Dan Gainor, VP of Business and Culture at the Media Research Center, said Coogler’s comments are an attempt to pre-judge the trial.
“Hollywood only believes a person is innocent if they are liberal or one of the many approved minority groups," he said. “Of course, the trailer includes the classic movie get-out-of-jail-free line: ‘based on a true story.’ That means they can make up as much as they want and then sell it to the public as truth.”
The film’s stars have also drawn likenesses between this based-on-real-life story and that of Trayvon Martin while on the promotional circuit.

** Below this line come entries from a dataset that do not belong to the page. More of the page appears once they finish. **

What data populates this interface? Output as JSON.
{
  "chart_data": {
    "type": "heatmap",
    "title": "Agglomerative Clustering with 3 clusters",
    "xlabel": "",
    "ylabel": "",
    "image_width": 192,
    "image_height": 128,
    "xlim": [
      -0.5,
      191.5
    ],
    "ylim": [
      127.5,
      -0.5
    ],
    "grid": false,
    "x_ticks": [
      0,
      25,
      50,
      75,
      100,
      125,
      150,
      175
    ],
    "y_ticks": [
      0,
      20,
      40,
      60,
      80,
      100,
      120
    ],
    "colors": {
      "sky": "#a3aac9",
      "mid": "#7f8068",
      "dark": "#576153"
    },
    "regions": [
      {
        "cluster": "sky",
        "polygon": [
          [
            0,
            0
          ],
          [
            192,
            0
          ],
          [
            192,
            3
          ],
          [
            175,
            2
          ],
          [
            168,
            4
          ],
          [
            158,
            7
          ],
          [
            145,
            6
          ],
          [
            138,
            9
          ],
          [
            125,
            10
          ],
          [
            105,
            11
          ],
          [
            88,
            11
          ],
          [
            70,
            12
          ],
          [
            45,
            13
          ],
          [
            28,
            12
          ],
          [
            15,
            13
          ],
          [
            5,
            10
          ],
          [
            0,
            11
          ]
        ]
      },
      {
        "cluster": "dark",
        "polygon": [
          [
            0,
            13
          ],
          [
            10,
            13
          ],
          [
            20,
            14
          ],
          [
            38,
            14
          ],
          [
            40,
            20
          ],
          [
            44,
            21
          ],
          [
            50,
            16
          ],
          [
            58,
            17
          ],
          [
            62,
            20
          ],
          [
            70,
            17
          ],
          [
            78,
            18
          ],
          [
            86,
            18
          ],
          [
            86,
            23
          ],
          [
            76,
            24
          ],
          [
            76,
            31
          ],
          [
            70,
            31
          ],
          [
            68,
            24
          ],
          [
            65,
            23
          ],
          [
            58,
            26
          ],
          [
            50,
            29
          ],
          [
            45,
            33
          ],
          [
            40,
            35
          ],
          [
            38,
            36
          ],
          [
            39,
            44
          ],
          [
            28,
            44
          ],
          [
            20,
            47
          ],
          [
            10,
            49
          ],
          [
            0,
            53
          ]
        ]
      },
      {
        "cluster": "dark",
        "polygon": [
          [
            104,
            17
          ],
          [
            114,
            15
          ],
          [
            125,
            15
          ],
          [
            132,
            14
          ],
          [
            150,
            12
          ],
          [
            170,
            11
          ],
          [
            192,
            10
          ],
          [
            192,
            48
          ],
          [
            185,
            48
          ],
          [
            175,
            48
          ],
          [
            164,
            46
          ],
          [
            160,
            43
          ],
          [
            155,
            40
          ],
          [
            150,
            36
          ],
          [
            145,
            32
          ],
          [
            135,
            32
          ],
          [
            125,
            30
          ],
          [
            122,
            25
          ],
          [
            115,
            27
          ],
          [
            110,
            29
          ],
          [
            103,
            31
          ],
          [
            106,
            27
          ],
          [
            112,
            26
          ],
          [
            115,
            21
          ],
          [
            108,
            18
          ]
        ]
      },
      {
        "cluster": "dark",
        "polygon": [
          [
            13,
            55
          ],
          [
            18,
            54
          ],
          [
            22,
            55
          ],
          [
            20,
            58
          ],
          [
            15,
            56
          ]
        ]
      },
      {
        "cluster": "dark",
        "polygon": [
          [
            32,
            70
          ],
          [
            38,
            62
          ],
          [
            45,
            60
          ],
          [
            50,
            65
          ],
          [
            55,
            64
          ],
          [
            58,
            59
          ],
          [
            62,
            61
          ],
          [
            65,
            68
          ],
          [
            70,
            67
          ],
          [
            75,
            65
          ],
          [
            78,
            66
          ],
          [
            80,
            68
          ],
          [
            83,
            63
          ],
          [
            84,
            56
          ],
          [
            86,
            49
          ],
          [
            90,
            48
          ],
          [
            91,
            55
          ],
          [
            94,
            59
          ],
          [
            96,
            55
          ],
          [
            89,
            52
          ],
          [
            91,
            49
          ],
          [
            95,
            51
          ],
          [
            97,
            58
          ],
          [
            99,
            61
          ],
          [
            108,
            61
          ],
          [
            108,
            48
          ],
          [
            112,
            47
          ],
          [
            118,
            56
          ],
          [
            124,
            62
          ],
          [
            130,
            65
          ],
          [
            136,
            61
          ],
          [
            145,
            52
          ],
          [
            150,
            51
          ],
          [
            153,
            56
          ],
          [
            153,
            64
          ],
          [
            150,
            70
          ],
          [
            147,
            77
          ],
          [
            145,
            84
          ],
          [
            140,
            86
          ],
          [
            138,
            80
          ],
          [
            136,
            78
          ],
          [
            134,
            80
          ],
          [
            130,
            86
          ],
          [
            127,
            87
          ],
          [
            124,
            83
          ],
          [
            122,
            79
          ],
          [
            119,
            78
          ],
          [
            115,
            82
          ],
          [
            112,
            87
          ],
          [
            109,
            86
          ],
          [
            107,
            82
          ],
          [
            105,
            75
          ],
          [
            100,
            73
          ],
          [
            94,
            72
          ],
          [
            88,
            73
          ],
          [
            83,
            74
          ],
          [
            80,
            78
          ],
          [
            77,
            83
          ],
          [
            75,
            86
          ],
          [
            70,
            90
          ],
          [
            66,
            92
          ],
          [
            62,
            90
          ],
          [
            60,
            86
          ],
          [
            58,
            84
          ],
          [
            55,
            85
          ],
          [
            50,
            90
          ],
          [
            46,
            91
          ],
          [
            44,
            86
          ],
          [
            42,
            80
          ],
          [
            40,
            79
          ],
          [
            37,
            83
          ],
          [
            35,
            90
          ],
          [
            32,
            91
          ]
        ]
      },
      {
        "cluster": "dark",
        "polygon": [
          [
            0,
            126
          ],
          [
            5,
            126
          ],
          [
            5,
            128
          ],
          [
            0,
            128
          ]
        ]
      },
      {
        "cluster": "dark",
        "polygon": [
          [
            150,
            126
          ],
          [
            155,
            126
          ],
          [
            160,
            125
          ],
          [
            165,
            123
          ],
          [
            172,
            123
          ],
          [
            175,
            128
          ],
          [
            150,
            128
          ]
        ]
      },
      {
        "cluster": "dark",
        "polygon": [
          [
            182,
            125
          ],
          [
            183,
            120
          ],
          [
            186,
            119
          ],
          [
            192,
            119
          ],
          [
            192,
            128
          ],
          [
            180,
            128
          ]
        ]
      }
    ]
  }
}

“There are so many things that happen like this all the time, the Trayvon Martin thing had just happened,” co-star Melonie Diaz said in response to a question from BlackTreeTV about why she wanted to be part of the film after initially reading the script. “I always wished I was more political, but I’m not. So this was a great chance to exercise my voice and be part of a movement because these things do matter. I just didn’t know how to involve myself.”
Much of the press coverage surrounding the critically-acclaimed movie has also drawn correlations between its story and Martin's shooting.
“As the film hits theaters, the Trayvon Martin case is continuing to play out on cable news,” noted a review in the L.A Times which called the similarities in the overall circumstances “unmistakable.” “Audiences who come out to see the film will ride down a kind of two-way street of fact-based moviegoing. ‘Fruitvale’ might help them understand the Martin case. Or the Martin case might make them yearn to learn more about the events described in ‘Fruitvale.’”
A New York Times article on the film also noted that the Grant incident “incited protest, unrest and arguments similar to those that would swirl around the killing of Trayvon Martin in Florida a few years later. The deaths of these and other African-American young men touch some of the rawest nerves in the body politic.”
The Weinstein Company did not respond to a request for comment.